Friday, June 01, 2007

postcards from chicago

Come on, baby don't you want to go
Come on, baby don't you want to go
To the same old place
Sweet home, Chicago

I fell in love the first time my husband brought me back to visit this, his hometown. Dining in the Pump Room of the Ambassador East Hotel, they'd made poor Turk don an implausibly over-sized navy blue polyester jacket for the privilege of sitting in storied Booth One, once occupied by the likes of such luminaries as Bette Davis, Humphrey Bogart and Cary Grant. Now it was occupied by the likes of us, a chronically under-dressed Turk and his new wife, the camera-toting Kid.


Dreamy eyed and smitten, I gazed at the comically attired man sitting across from me and asked him to buy me the brownstone across the street. Earlier, we'd been strolling along in this quietly upscale neighborhood, past galleries and cafes, bistros and brownstones and had seen one or two of the latter for sale. This should be our home, I told him; this was the place I was meant to be.

He reminded me that he had left this place for a reason, and that reason was the bitter winter cold. I was married to a man, he told me who, for better or for worse no longer owned a coat, nor wished to. I cheerfully informed him that I was completely open to compromise and did not have a problem with his visiting me during the summer, or even perhaps the warmer spring months if that was to be his preference.

I did not get my brownstone.


But I never stopped loving Chicago. I love everything about it. I love the art and the architecture; the food, the drink and the shopping.





I love the look and the rhythm; the sounds and smell of it. I love that everywhere you glance is something to catch and hold the eye. I like that the prevailing sense of civic pride seems unaccompanied by irony or arrogance. I love that all the waiters laugh and tease. I like that when you smile at people here, they smile back. Sometimes for no reason at all.


In fact, to my mind Chicago has everything a big city needs ~ world class art institutions and museums; a booming economy to support great restaurants and retail, and a solid infrastructure with effective mass transit.

All in an arresting package that indicates an appreciation of both it's history and it's future, as embodied in it's preservation of the old amid the construction of the new. With just a touch of oddly Midwestern whimsy thrown in.




Maybe it's just the wind whipping in off of Lake Michigan that blows away the angst and sweeps the air clean, but it seems to me that Chicago has as much to offer as it's big sister to the east, New York, and without the proverbial chip on it's shoulder. And I say this with all the smug confidence of a native New Yorker, born with a proverbial chip on my shoulder. (And which, as a now devout Californian, I'm seeking to have removed by a prominent cosmetic surgeon).
Well, some things never change.



We stayed at the small but gracious Talbott Hotel, which I found on my latest web/travel obsession, Trip Advisor, and cannot recommend it highly enough. I don't believe we'll be staying anywhere else when we're in town ~ unless of course I get that brownstone, which I have never stopped lobbying for, by the way (I think I'm wearing him down). The hotel staff are friendly and welcoming, the ample accommodations more than comfortable. And of course, they have that cow climbing up the side of the building. You don't get that at the Four Seasons.

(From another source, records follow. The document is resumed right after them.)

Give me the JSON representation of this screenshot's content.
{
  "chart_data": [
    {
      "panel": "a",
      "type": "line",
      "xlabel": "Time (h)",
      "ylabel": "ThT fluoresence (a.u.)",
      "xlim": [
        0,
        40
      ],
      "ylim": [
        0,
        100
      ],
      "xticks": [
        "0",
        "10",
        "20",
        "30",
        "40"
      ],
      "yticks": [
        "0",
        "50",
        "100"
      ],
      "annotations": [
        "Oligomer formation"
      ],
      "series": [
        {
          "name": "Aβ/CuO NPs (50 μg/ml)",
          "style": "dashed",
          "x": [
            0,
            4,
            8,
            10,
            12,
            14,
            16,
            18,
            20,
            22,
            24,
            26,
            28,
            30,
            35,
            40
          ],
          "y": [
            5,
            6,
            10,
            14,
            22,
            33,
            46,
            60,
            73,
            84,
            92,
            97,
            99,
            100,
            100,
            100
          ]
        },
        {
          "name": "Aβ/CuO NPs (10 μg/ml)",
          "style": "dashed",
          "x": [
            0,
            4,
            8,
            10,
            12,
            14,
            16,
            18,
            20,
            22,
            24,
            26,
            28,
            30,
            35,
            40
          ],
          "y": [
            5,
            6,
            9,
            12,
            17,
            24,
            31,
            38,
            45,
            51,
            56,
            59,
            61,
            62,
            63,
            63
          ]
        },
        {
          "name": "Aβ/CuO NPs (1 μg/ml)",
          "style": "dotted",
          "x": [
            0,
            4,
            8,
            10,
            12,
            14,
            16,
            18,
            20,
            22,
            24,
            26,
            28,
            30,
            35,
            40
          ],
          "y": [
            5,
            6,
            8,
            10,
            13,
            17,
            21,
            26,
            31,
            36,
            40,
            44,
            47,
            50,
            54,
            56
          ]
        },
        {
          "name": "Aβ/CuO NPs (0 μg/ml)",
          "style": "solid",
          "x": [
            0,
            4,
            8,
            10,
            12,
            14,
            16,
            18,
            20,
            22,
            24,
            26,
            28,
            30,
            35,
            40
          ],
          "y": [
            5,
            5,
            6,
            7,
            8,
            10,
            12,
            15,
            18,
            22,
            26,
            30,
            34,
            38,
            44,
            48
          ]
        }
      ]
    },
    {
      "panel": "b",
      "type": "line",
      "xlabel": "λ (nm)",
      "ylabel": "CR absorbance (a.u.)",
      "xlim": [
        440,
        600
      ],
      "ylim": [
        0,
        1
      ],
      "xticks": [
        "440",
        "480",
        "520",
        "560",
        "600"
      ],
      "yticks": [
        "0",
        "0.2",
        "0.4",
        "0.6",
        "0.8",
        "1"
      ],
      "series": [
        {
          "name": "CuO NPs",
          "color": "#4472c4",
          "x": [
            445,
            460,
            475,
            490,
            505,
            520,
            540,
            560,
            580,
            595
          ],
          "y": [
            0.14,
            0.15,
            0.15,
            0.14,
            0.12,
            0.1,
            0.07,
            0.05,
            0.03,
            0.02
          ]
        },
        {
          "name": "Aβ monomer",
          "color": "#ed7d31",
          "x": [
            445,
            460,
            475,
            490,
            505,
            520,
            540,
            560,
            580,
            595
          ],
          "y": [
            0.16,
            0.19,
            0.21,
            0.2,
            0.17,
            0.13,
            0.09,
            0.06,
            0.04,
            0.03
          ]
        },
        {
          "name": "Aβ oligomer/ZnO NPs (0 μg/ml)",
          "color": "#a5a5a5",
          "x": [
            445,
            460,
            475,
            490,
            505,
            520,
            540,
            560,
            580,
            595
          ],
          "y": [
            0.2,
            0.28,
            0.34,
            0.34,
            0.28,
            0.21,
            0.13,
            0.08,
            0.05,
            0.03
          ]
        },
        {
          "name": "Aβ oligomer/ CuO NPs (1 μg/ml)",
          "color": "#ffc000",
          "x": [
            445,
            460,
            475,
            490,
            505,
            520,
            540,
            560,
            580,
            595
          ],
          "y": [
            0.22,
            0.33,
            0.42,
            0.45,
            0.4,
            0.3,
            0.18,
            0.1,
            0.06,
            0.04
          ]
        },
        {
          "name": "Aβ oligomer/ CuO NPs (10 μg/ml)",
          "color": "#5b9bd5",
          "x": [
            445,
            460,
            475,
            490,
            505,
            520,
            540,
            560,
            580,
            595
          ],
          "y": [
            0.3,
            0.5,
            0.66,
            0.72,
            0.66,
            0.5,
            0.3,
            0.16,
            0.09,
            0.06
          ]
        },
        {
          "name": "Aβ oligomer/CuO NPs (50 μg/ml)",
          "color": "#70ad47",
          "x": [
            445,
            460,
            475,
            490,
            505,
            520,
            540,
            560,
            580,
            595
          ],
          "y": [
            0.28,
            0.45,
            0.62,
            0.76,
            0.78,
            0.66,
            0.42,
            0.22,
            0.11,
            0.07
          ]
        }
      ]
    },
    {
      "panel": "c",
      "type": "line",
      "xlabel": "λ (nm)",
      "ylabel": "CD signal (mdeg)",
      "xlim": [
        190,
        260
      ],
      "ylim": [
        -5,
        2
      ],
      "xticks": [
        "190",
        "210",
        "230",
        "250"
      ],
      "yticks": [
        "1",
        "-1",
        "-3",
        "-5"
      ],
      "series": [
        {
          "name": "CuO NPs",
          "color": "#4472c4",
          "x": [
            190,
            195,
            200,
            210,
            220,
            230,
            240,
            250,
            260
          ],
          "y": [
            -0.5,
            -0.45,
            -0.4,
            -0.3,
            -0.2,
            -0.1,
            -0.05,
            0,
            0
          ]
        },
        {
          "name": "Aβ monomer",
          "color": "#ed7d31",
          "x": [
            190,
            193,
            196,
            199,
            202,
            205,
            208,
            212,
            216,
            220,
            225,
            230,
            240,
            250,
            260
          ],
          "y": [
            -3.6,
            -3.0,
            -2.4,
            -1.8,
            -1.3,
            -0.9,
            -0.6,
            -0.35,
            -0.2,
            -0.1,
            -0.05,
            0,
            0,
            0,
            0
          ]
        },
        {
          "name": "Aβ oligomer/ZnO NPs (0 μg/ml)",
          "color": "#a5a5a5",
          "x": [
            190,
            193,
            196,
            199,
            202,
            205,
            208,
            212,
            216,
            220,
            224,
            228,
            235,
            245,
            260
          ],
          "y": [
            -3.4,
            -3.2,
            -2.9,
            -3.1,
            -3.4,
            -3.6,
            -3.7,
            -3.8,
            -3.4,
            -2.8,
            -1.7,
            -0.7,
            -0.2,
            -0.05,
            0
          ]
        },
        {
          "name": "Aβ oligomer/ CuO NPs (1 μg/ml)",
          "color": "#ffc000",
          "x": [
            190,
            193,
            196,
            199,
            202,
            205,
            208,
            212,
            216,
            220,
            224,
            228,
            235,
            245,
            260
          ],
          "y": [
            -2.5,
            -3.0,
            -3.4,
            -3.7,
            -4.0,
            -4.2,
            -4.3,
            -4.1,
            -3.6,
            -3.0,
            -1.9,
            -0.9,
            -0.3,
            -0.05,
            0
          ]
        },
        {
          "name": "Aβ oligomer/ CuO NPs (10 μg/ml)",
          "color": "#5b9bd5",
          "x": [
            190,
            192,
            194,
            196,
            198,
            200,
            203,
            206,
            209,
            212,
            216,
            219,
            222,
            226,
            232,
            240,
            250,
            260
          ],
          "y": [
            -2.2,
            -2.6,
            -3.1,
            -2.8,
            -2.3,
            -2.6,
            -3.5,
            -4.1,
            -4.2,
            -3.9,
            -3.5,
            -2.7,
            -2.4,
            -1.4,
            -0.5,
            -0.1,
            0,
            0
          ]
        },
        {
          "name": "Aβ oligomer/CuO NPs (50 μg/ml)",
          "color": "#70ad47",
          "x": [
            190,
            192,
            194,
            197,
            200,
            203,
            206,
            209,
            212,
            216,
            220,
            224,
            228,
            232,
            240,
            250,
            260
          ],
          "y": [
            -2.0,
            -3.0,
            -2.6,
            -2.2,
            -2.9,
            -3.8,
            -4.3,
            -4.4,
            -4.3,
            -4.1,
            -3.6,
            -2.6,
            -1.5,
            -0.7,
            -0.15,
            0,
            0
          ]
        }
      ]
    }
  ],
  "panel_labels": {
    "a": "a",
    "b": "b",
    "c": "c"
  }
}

See what I mean? Whimsy. Perfect.

5 comments:

Robbie said...

Beautiful pictures. I think I need to put this on my list of go to places. I went as a child and I hit it as a fly in when I went to see my brother a couple of years ago but I haven't really given it any recent lovin'.

I wouldn't mind the cow on the building either unless of course my room's window ended up right below its ass. :-)

Cynthia said...

I've never been to Chicago, but I've always wanted to go there. There's something about it that's called me. And it's the only northern city I know of that understands the blues or barbecue. This baby definitely wants to go.

neil said...

What a beautiful photoset, you've managed to catch that most elusive thing, the character of place. You have my sympathy about Turk's cold phobia; my wife is from Poland where 20 c below is not rare, but she hates the cold in Australia, she says it's somehow different. Me, I don't get it.

Lisa :-] said...

Did you say hi to the lions for me?

MzAmy said...

I don't think I have been IN Chicago, but through it. I have been through a lot of places. never long enough to soak up the atmosphere....unless you consider a pit stop at McDonalds worthy enough. (highly doubtful)

GREAT pictures! love the pub and resturant ones. filled with people...consuming and chatting. for some reason...I love that. and the cow, the builings. all great. your words...always perfect whimsy!